A big part of our work for clients is helping them crystallize their message, focusing it, stripping it down to the essentials. For a brand, that means articulating what you stand for and what customers can expect from a brand experience with you.
Sometimes, people refer to this as having an “elevator speech.” I recently read a blog post by Marc Rudov trashing the elevator speech and arguing that it should be banned forever from the business vernacular. His argument is that no one wants to hear a sale pitch during an elevator ride, which would render it the elevator ride from Hell.
While I agree that an elevator is no place for a sales pitch, I think Rudov’s condemnation of the term misses the point.
It’s About Timing, Not Location
It’s called an elevator speech not because that’s where you should deliver it, but because your core message should be short enough to deliver in the length of the average elevator ride. It’s a term of art that relates to timing, not location.
Used that way, it’s not only a relevant term but an essential business tool. Everyone needs an elevator speech because if you can’t say what you stand for succinctly and compellingly, no one will remember what you said.
“Why?”
When we recently rebranded Ron Sachs Communications as Sachs Media Group, many people asked us, “Why?” In some cases, even on elevators! The short answer (and who ever wants a long answer?) is that the way people consume information is changing, and we are changing to help our clients adapt and better deliver their messages to their essential audiences. Increasingly, the art form is to provide content people want and will seek out and share, not force messages on people. We can help with that.
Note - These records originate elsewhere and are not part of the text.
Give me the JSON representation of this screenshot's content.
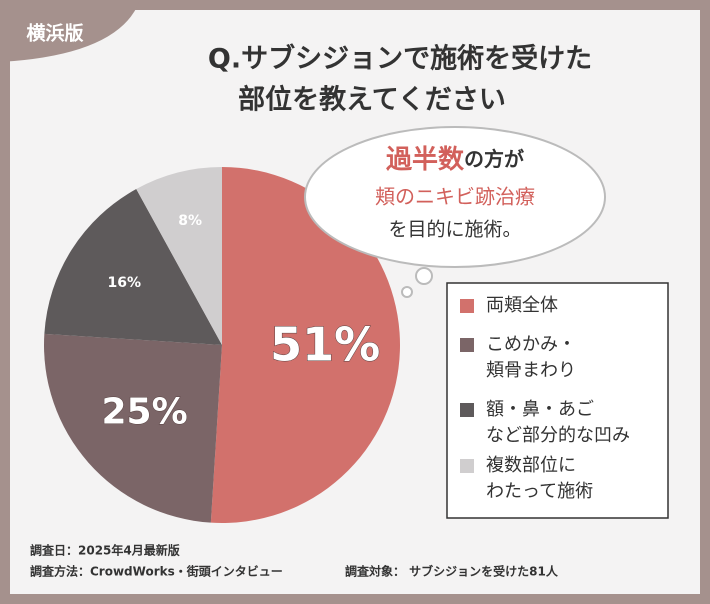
{
  "badge": "横浜版",
  "chart_data": {
    "type": "pie",
    "title": [
      "Q.サブシジョンで施術を受けた",
      "部位を教えてください"
    ],
    "categories": [
      "両頬全体",
      "こめかみ・\n頬骨まわり",
      "額・鼻・あご\nなど部分的な凹み",
      "複数部位に\nわたって施術"
    ],
    "values": [
      51,
      25,
      16,
      8
    ],
    "value_labels": [
      "51%",
      "25%",
      "16%",
      "8%"
    ],
    "colors": [
      "#d2716c",
      "#7b6567",
      "#5e5a5b",
      "#d0cecf"
    ],
    "annotation": [
      [
        "過半数",
        "の方が"
      ],
      [
        "頬のニキビ跡治療"
      ],
      [
        "を目的に施術。"
      ]
    ]
  },
  "footer": [
    "調査日：2025年4月最新版",
    "調査方法：CrowdWorks・街頭インタビュー",
    "調査対象： サブシジョンを受けた81人"
  ]
}
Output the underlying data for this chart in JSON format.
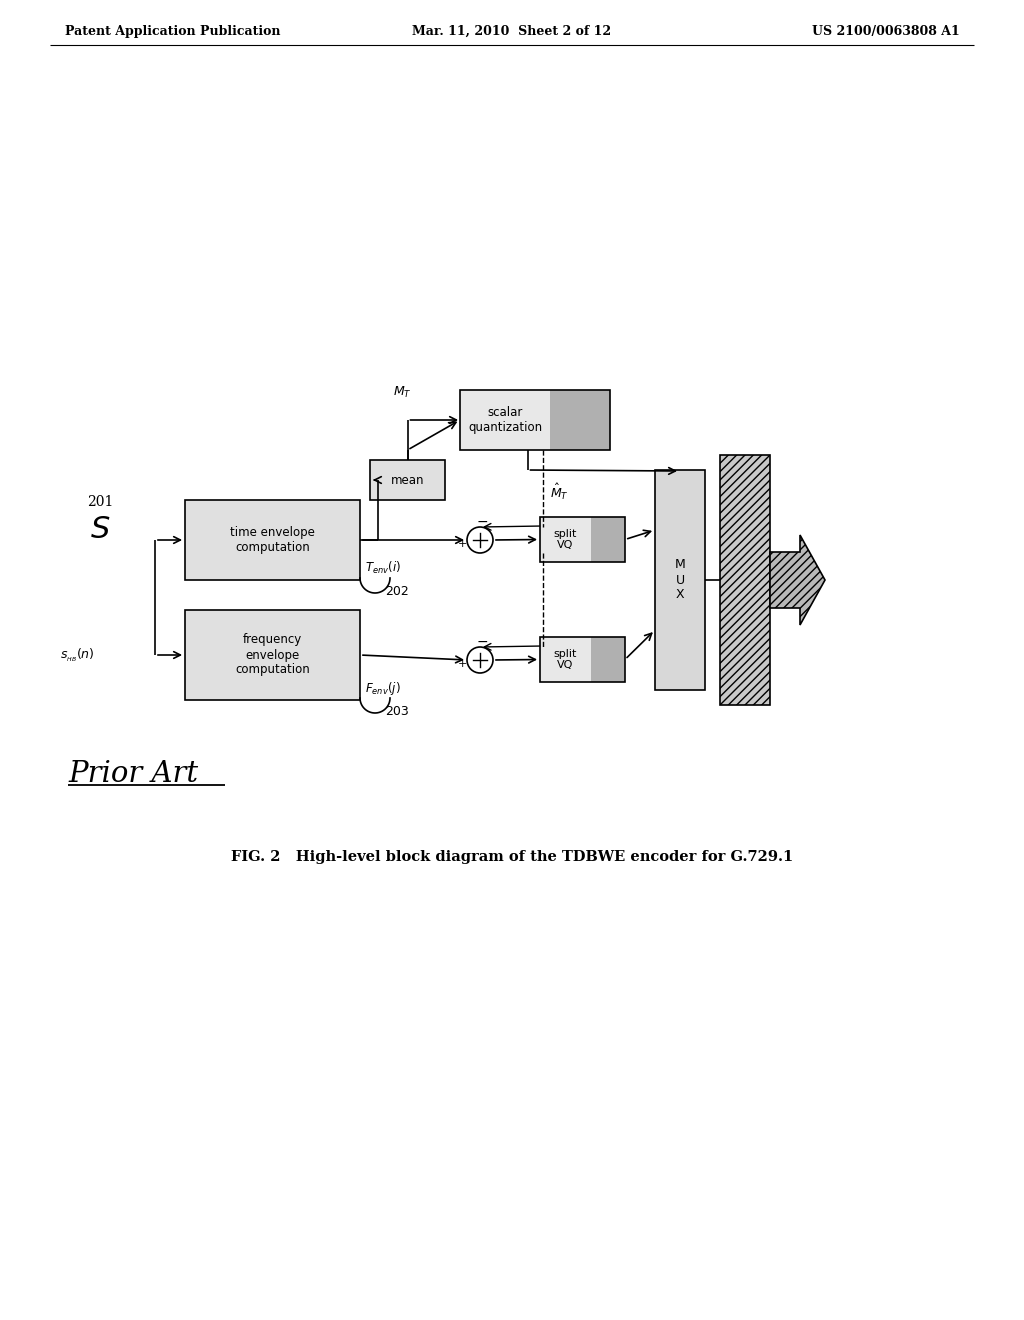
{
  "header_left": "Patent Application Publication",
  "header_mid": "Mar. 11, 2010  Sheet 2 of 12",
  "header_right": "US 2100/0063808 A1",
  "prior_art": "Prior Art",
  "caption": "FIG. 2   High-level block diagram of the TDBWE encoder for G.729.1",
  "background": "#ffffff"
}
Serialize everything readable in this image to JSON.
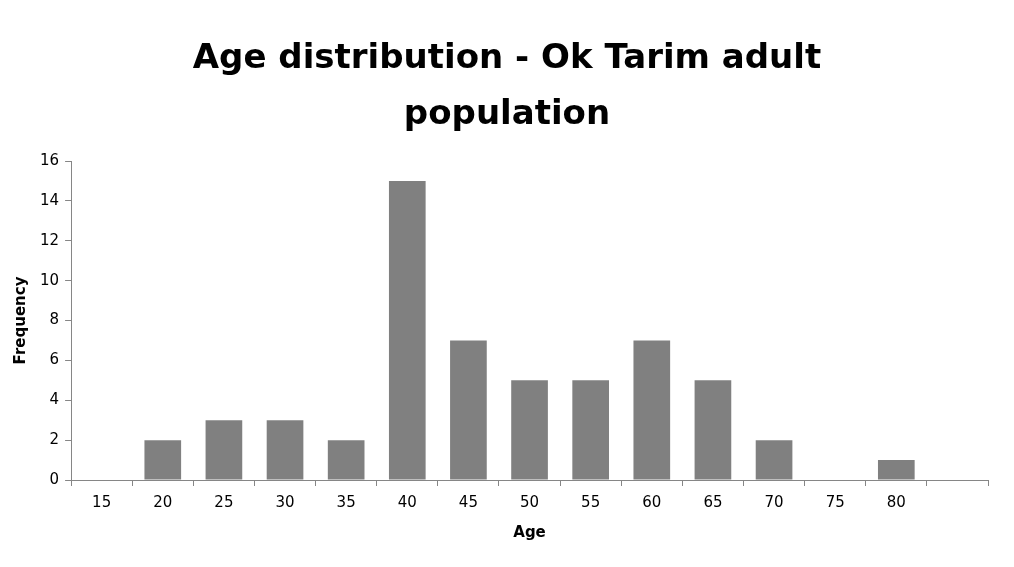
{
  "chart_data": {
    "type": "bar",
    "title": "Age distribution - Ok Tarim adult population",
    "xlabel": "Age",
    "ylabel": "Frequency",
    "categories": [
      "15",
      "20",
      "25",
      "30",
      "35",
      "40",
      "45",
      "50",
      "55",
      "60",
      "65",
      "70",
      "75",
      "80",
      null
    ],
    "values": [
      0,
      2,
      3,
      3,
      2,
      15,
      7,
      5,
      5,
      7,
      5,
      2,
      0,
      1,
      0
    ],
    "color": "#808080",
    "ylim": [
      0,
      16
    ],
    "yticks": [
      0,
      2,
      4,
      6,
      8,
      10,
      12,
      14,
      16
    ],
    "grid": false,
    "legend": false
  }
}
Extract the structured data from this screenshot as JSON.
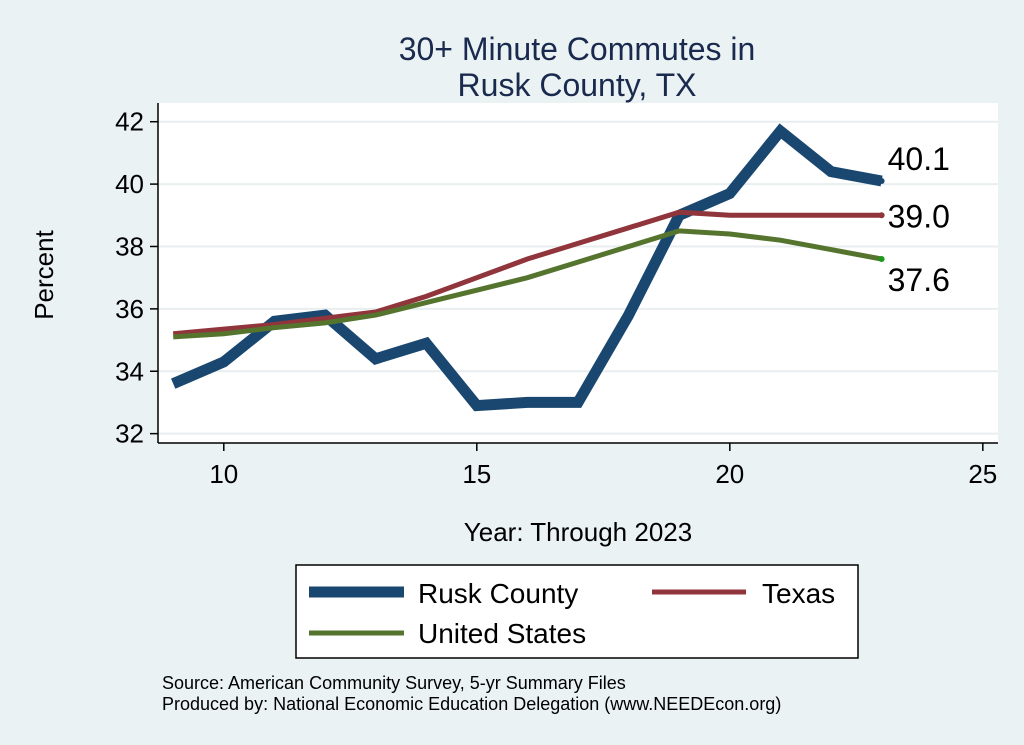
{
  "chart_data": {
    "type": "line",
    "title": [
      "30+ Minute Commutes in",
      "Rusk County, TX"
    ],
    "xlabel": "Year: Through 2023",
    "ylabel": "Percent",
    "xlim": [
      8.7,
      25.3
    ],
    "ylim": [
      31.7,
      42.6
    ],
    "xticks": [
      10,
      15,
      20,
      25
    ],
    "yticks": [
      32,
      34,
      36,
      38,
      40,
      42
    ],
    "grid": "horizontal",
    "legend_position": "bottom",
    "series": [
      {
        "name": "Rusk County",
        "color": "#1a476f",
        "x": [
          9,
          10,
          11,
          12,
          13,
          14,
          15,
          16,
          17,
          18,
          19,
          20,
          21,
          22,
          23
        ],
        "values": [
          33.6,
          34.3,
          35.6,
          35.8,
          34.4,
          34.9,
          32.9,
          33.0,
          33.0,
          35.8,
          39.0,
          39.7,
          41.7,
          40.4,
          40.1
        ],
        "end_label": "40.1"
      },
      {
        "name": "Texas",
        "color": "#90353b",
        "x": [
          9,
          10,
          11,
          12,
          13,
          14,
          15,
          16,
          17,
          18,
          19,
          20,
          21,
          22,
          23
        ],
        "values": [
          35.2,
          35.35,
          35.5,
          35.7,
          35.9,
          36.4,
          37.0,
          37.6,
          38.1,
          38.6,
          39.1,
          39.0,
          39.0,
          39.0,
          39.0
        ],
        "end_label": "39.0"
      },
      {
        "name": "United States",
        "color": "#55752f",
        "x": [
          9,
          10,
          11,
          12,
          13,
          14,
          15,
          16,
          17,
          18,
          19,
          20,
          21,
          22,
          23
        ],
        "values": [
          35.1,
          35.2,
          35.4,
          35.55,
          35.8,
          36.2,
          36.6,
          37.0,
          37.5,
          38.0,
          38.5,
          38.4,
          38.2,
          37.9,
          37.6
        ],
        "end_label": "37.6"
      }
    ]
  },
  "source": {
    "line1": "Source: American Community Survey, 5-yr Summary Files",
    "line2": "Produced by: National Economic Education Delegation (www.NEEDEcon.org)"
  }
}
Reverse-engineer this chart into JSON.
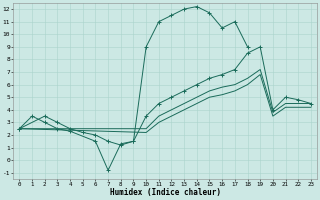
{
  "xlabel": "Humidex (Indice chaleur)",
  "background_color": "#cce8e4",
  "grid_color": "#aad4cc",
  "line_color": "#1a6b5a",
  "xlim": [
    -0.5,
    23.5
  ],
  "ylim": [
    -1.5,
    12.5
  ],
  "line1_x": [
    0,
    1,
    2,
    3,
    4,
    6,
    7,
    8,
    9,
    10,
    11,
    12,
    13,
    14,
    15,
    16,
    17,
    18
  ],
  "line1_y": [
    2.5,
    3.5,
    3.0,
    2.5,
    2.3,
    1.5,
    -0.8,
    1.3,
    1.5,
    9.0,
    11.0,
    11.5,
    12.0,
    12.2,
    11.7,
    10.5,
    11.0,
    9.0
  ],
  "line2_x": [
    0,
    2,
    3,
    4,
    5,
    6,
    7,
    8,
    9,
    10,
    11,
    12,
    13,
    14,
    15,
    16,
    17,
    18,
    19,
    20,
    21,
    22,
    23
  ],
  "line2_y": [
    2.5,
    3.5,
    3.0,
    2.5,
    2.2,
    2.0,
    1.5,
    1.2,
    1.5,
    3.5,
    4.5,
    5.0,
    5.5,
    6.0,
    6.5,
    6.8,
    7.2,
    8.5,
    9.0,
    4.0,
    5.0,
    4.8,
    4.5
  ],
  "line3_x": [
    0,
    10,
    11,
    12,
    13,
    14,
    15,
    16,
    17,
    18,
    19,
    20,
    21,
    22,
    23
  ],
  "line3_y": [
    2.5,
    2.5,
    3.5,
    4.0,
    4.5,
    5.0,
    5.5,
    5.8,
    6.0,
    6.5,
    7.2,
    3.8,
    4.5,
    4.5,
    4.5
  ],
  "line4_x": [
    0,
    10,
    11,
    12,
    13,
    14,
    15,
    16,
    17,
    18,
    19,
    20,
    21,
    22,
    23
  ],
  "line4_y": [
    2.5,
    2.2,
    3.0,
    3.5,
    4.0,
    4.5,
    5.0,
    5.2,
    5.5,
    6.0,
    6.8,
    3.5,
    4.2,
    4.2,
    4.2
  ]
}
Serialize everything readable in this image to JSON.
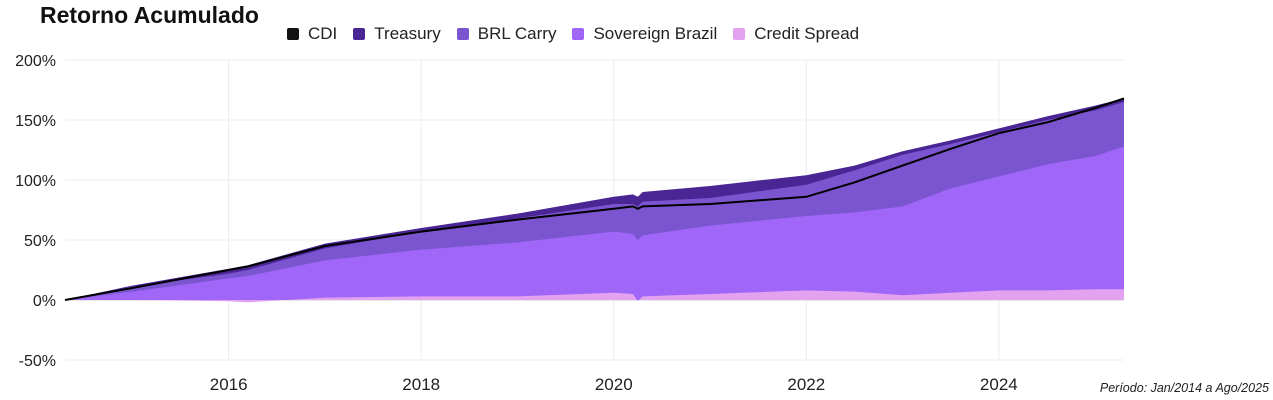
{
  "chart_data": {
    "type": "area",
    "title": "Retorno Acumulado",
    "footnote": "Período: Jan/2014 a Ago/2025",
    "xlim": [
      2014.3,
      2025.3
    ],
    "ylim": [
      -50,
      200
    ],
    "y_ticks": [
      200,
      150,
      100,
      50,
      0,
      -50
    ],
    "y_tick_labels": [
      "200%",
      "150%",
      "100%",
      "50%",
      "0%",
      "-50%"
    ],
    "x_ticks": [
      2016,
      2018,
      2020,
      2022,
      2024
    ],
    "x_tick_labels": [
      "2016",
      "2018",
      "2020",
      "2022",
      "2024"
    ],
    "grid": true,
    "legend_position": "top",
    "x": [
      2014.3,
      2015.0,
      2016.0,
      2016.2,
      2017.0,
      2018.0,
      2019.0,
      2020.0,
      2020.2,
      2020.25,
      2020.3,
      2021.0,
      2022.0,
      2022.5,
      2023.0,
      2023.5,
      2024.0,
      2024.5,
      2025.0,
      2025.3
    ],
    "series": [
      {
        "name": "Credit Spread",
        "color": "#e2a2f0",
        "values": [
          0,
          0,
          -1,
          -2,
          2,
          3,
          3,
          6,
          5,
          -1,
          3,
          5,
          8,
          7,
          4,
          6,
          8,
          8,
          9,
          9
        ]
      },
      {
        "name": "Sovereign Brazil",
        "color": "#9f66f7",
        "values": [
          0,
          7,
          18,
          20,
          33,
          42,
          48,
          57,
          55,
          50,
          54,
          62,
          70,
          73,
          78,
          93,
          103,
          113,
          120,
          128
        ]
      },
      {
        "name": "BRL Carry",
        "color": "#7a55cf",
        "values": [
          0,
          11,
          22,
          25,
          43,
          57,
          68,
          80,
          80,
          78,
          82,
          85,
          96,
          108,
          121,
          130,
          140,
          150,
          158,
          165
        ]
      },
      {
        "name": "Treasury",
        "color": "#4a2594",
        "values": [
          0,
          12,
          26,
          29,
          47,
          60,
          72,
          86,
          88,
          86,
          90,
          95,
          104,
          112,
          124,
          133,
          143,
          153,
          162,
          168
        ]
      }
    ],
    "line_series": {
      "name": "CDI",
      "color": "#000000",
      "values": [
        0,
        10,
        25,
        28,
        45,
        57,
        67,
        76,
        78,
        76,
        78,
        80,
        86,
        98,
        112,
        126,
        139,
        148,
        160,
        168
      ]
    },
    "legend": [
      {
        "label": "CDI",
        "color": "#111111"
      },
      {
        "label": "Treasury",
        "color": "#4a2594"
      },
      {
        "label": "BRL Carry",
        "color": "#7a55cf"
      },
      {
        "label": "Sovereign Brazil",
        "color": "#9f66f7"
      },
      {
        "label": "Credit Spread",
        "color": "#e2a2f0"
      }
    ]
  }
}
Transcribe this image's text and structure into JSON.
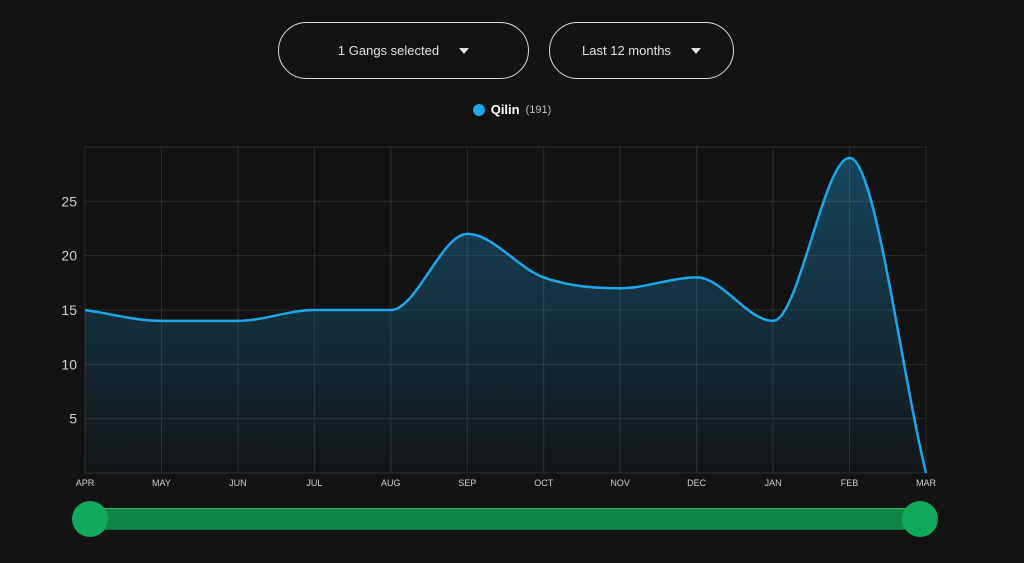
{
  "filters": {
    "gangs_label": "1 Gangs selected",
    "range_label": "Last 12 months"
  },
  "legend": {
    "name": "Qilin",
    "count": "(191)",
    "color": "#1aa7ec"
  },
  "colors": {
    "background": "#131313",
    "line": "#1aa7ec",
    "grid": "#2e2e2e",
    "slider": "#10854a",
    "slider_handle": "#10a85a"
  },
  "slider": {
    "start": "APR",
    "end": "MAR"
  },
  "chart_data": {
    "type": "area",
    "categories": [
      "APR",
      "MAY",
      "JUN",
      "JUL",
      "AUG",
      "SEP",
      "OCT",
      "NOV",
      "DEC",
      "JAN",
      "FEB",
      "MAR"
    ],
    "series": [
      {
        "name": "Qilin",
        "values": [
          15,
          14,
          14,
          15,
          15,
          22,
          18,
          17,
          18,
          14,
          29,
          0
        ]
      }
    ],
    "yticks": [
      5,
      10,
      15,
      20,
      25
    ],
    "ylim": [
      0,
      30
    ],
    "grid": true,
    "curve": "smooth",
    "title": "",
    "xlabel": "",
    "ylabel": ""
  }
}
When we helped the Florida Department of Veterans Affairs rebrand itself, we also refined an elevator speech explaining why: To help veterans better connect to the benefits and services they’ve earned, because Florida veterans are leaving millions of dollars on the table.
Create a Chorus of Brand Ambassadors
Another value of an elevator speech is that it allows everyone in your organization to speak in one voice, creating a chorus of brand ambassadors. If you don’t focus your message and train staff to internalize it, you can be certain that 100 employees will deliver 100 different messages.
It’s always been important to be able to convey your message quickly, but never more important than today, when information overload and shrinking attention spans leave many people with appetites for nothing longer than a 140-character tweet.
Mark Twain once famously said, “I didn’t have time to write you a short letter, so I wrote you a long one instead,” underscoring that concise communication is not easy.